In 1791, after 10 years of research into the subject, Galvani published the work that would make him famous, his Commentary on the Effects of Electricity on Muscular Motion. In the treatise, Galvani described a series of experiments that made a strong case for the natural involvement of electricity in the nervous system. First, Galvani discussed an observation that occurred serendipitously. He had placed a dissected frog on a table next to an electrical machine, and when one of his assistants touched the frog's nerves with a metal scalpel at the same time as the electrical machine emitted a spark, the frog's leg muscle contracted, causing a convulsive movement of the limb.
Galvani further explored the ability of electricity to cause muscle contractions. He found that when a wire was stretched from the electrical machine to the frog's leg, a convulsion was also elicited. He extended the finding to mammals, observing that similar types of contractions could be generated in chickens and sheep.

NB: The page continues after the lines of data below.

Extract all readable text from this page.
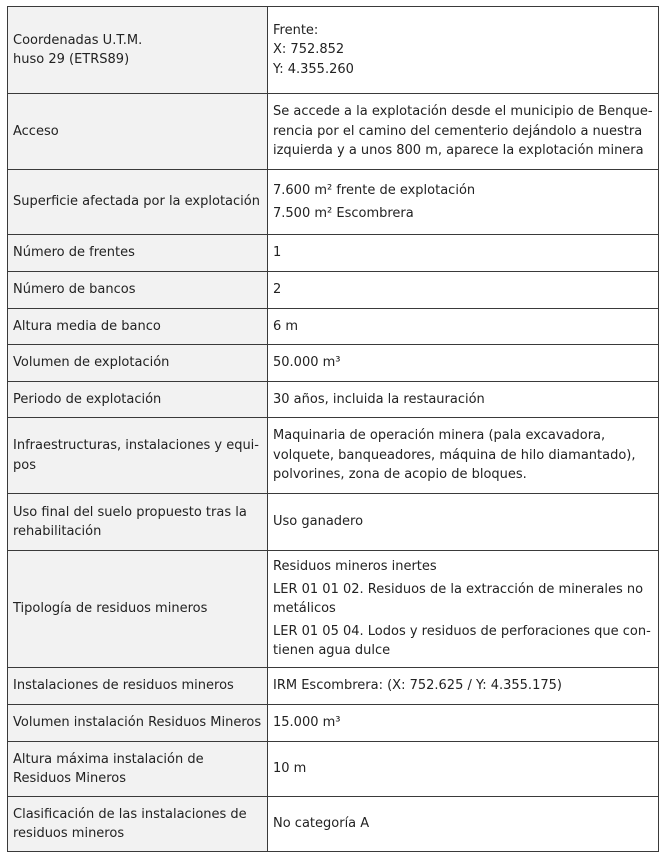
Coordenadas U.T.M. huso 29 (ETRS89)	Frente:
X: 752.852
Y: 4.355.260

Acceso	Se accede a la explotación desde el municipio de Benque-rencia por el camino del cementerio dejándolo a nuestra izquierda y a unos 800 m, aparece la explotación minera

Superficie afectada por la explotación	7.600 m² frente de explotación
7.500 m² Escombrera

Número de frentes	1

Número de bancos	2

Altura media de banco	6 m

Volumen de explotación	50.000 m³

Periodo de explotación	30 años, incluida la restauración

Infraestructuras, instalaciones y equi-pos	Maquinaria de operación minera (pala excavadora, volquete, banqueadores, máquina de hilo diamantado), polvorines, zona de acopio de bloques.

Uso final del suelo propuesto tras la rehabilitación	Uso ganadero

Tipología de residuos mineros	Residuos mineros inertes
LER 01 01 02. Residuos de la extracción de minerales no metálicos
LER 01 05 04. Lodos y residuos de perforaciones que con-tienen agua dulce

Instalaciones de residuos mineros	IRM Escombrera: (X: 752.625 / Y: 4.355.175)

Volumen instalación Residuos Mineros	15.000 m³

Altura máxima instalación de Residuos Mineros	10 m

Clasificación de las instalaciones de residuos mineros	No categoría A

Galvani then began to investigate the effects of natural sources of electricity, showing that lightning (as conducted by a lightning rod and down a wire) was also capable of producing muscle contractions when it was given a path to a frog's limbs. These experiments were all interesting, but they were not groundbreaking on their own. Other investigators had observed the ability of electricity to elicit muscle movement. But the next experiments Galvani conducted, and the resultant deductions he made, are what really caused his research to stand apart from the rest.
As a way to attach conductors or hang the frogs outside his home for experiments with lightning, Galvani had fastened brass hooks to the frogs' spinal cords. He was inside with a frog that had a brass hook attached to it when he pressed the frog, along with the hook, up against a metal plate. To Galvani's surprise, the frog exhibited the same type of convulsive movements the application of electricity had caused. This suggested the movements were not dependent on some external source of electricity, and led Galvani to make the deduction that "the electricity was inherent in the animal itself."

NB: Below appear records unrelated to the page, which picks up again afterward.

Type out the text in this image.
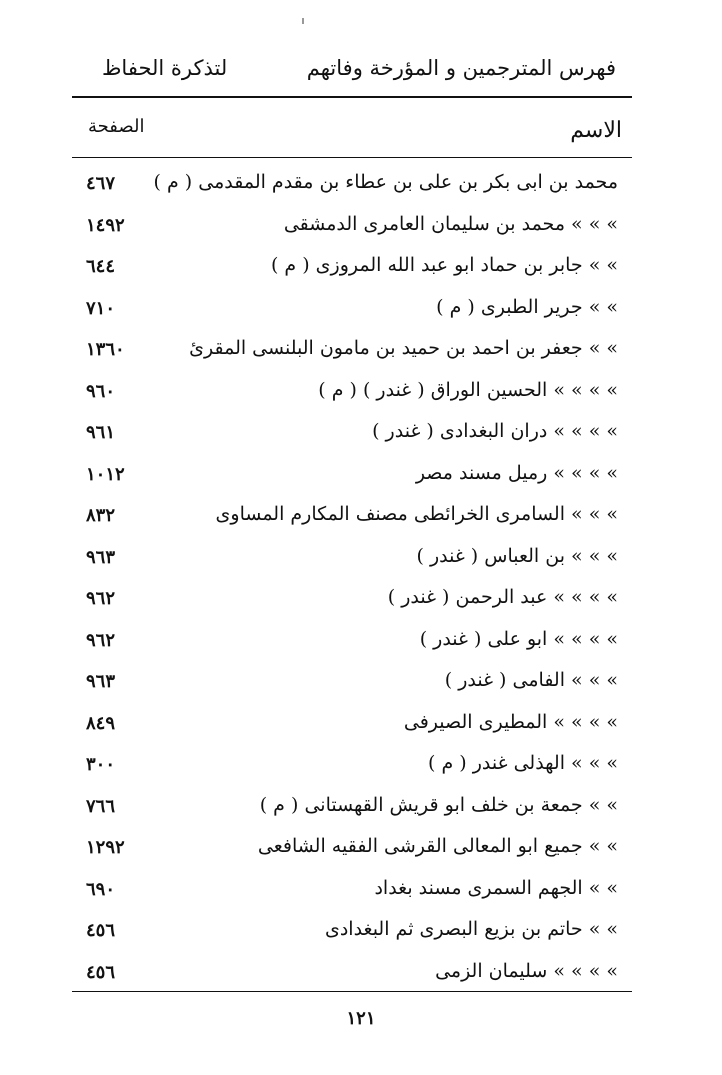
فهرس المترجمين و المؤرخة وفاتهم
لتذكرة الحفاظ
الاسم
الصفحة
محمد بن ابى بكر بن على بن عطاء بن مقدم المقدمى ( م )
٤٦٧
» » » محمد بن سليمان العامرى الدمشقى
١٤٩٢
» » جابر بن حماد ابو عبد الله المروزى ( م )
٦٤٤
» » جرير الطبرى ( م )
٧١٠
» » جعفر بن احمد بن حميد بن مامون البلنسى المقرئ
١٣٦٠
» » » » الحسين الوراق ( غندر ) ( م )
٩٦٠
» » » » دران البغدادى ( غندر )
٩٦١
» » » » رميل مسند مصر
١٠١٢
» » » السامرى الخرائطى مصنف المكارم المساوى
٨٣٢
» » » بن العباس ( غندر )
٩٦٣
» » » » عبد الرحمن ( غندر )
٩٦٢
» » » » ابو على ( غندر )
٩٦٢
» » » الفامى ( غندر )
٩٦٣
» » » » المطيرى الصيرفى
٨٤٩
» » » الهذلى غندر ( م )
٣٠٠
» » جمعة بن خلف ابو قريش القهستانى ( م )
٧٦٦
» » جميع ابو المعالى القرشى الفقيه الشافعى
١٢٩٢
» » الجهم السمرى مسند بغداد
٦٩٠
» » حاتم بن بزيع البصرى ثم البغدادى
٤٥٦
» » » » سليمان الزمى
٤٥٦
١٢١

Galvani went on to hypothesize that this "animal electricity" was produced by the brain and distributed by the nerves to the muscles (the brain as the "source" of electricity would not stand up to scrutiny once researchers began to better understand the electrical properties of neurons). He also postulated that the nerves must be covered with a fatty insulatory material---a hypothesis that preceded the discovery of that insulatory material (i.e. myelin) by over 60 years.
Galvani's findings and deductions were very influential. Other hypotheses about nerve function, like the animal spirits doctrine, began to fall out of favor. Although many questions about the electrical properties of the nervous system remained, at least now investigators had a mechanism for nerve function that could be observed and measured (unlike the elusive animal spirits). Galvani's discoveries would form the foundation of the modern study of nerve function.
Galvani was not able to fully appreciate the significance of his observations or the popularity they engendered. His wife died in the same year he published his findings (1791). He was devastated and never seemed to be the same emotionally. He spent the next seven years defending his conclusions from critics, especially the well-known well-known Alessandro Volta, who incessantly attacked Galvani's work as insufficient to support the deductions he made. Galvani died in 1798, uncertain of how important his discoveries would become and unaware that they would be an essential piece in the foundation modern neuroscience has been built upon.
Finger S. Minds Behind the Brain. New York, NY: Oxford University Press; 2000.
Galvani L. Commentary of the effects of electricity on muscular motion. Foley MG, translator. Norwalk, CT: Burndy Library; 1953.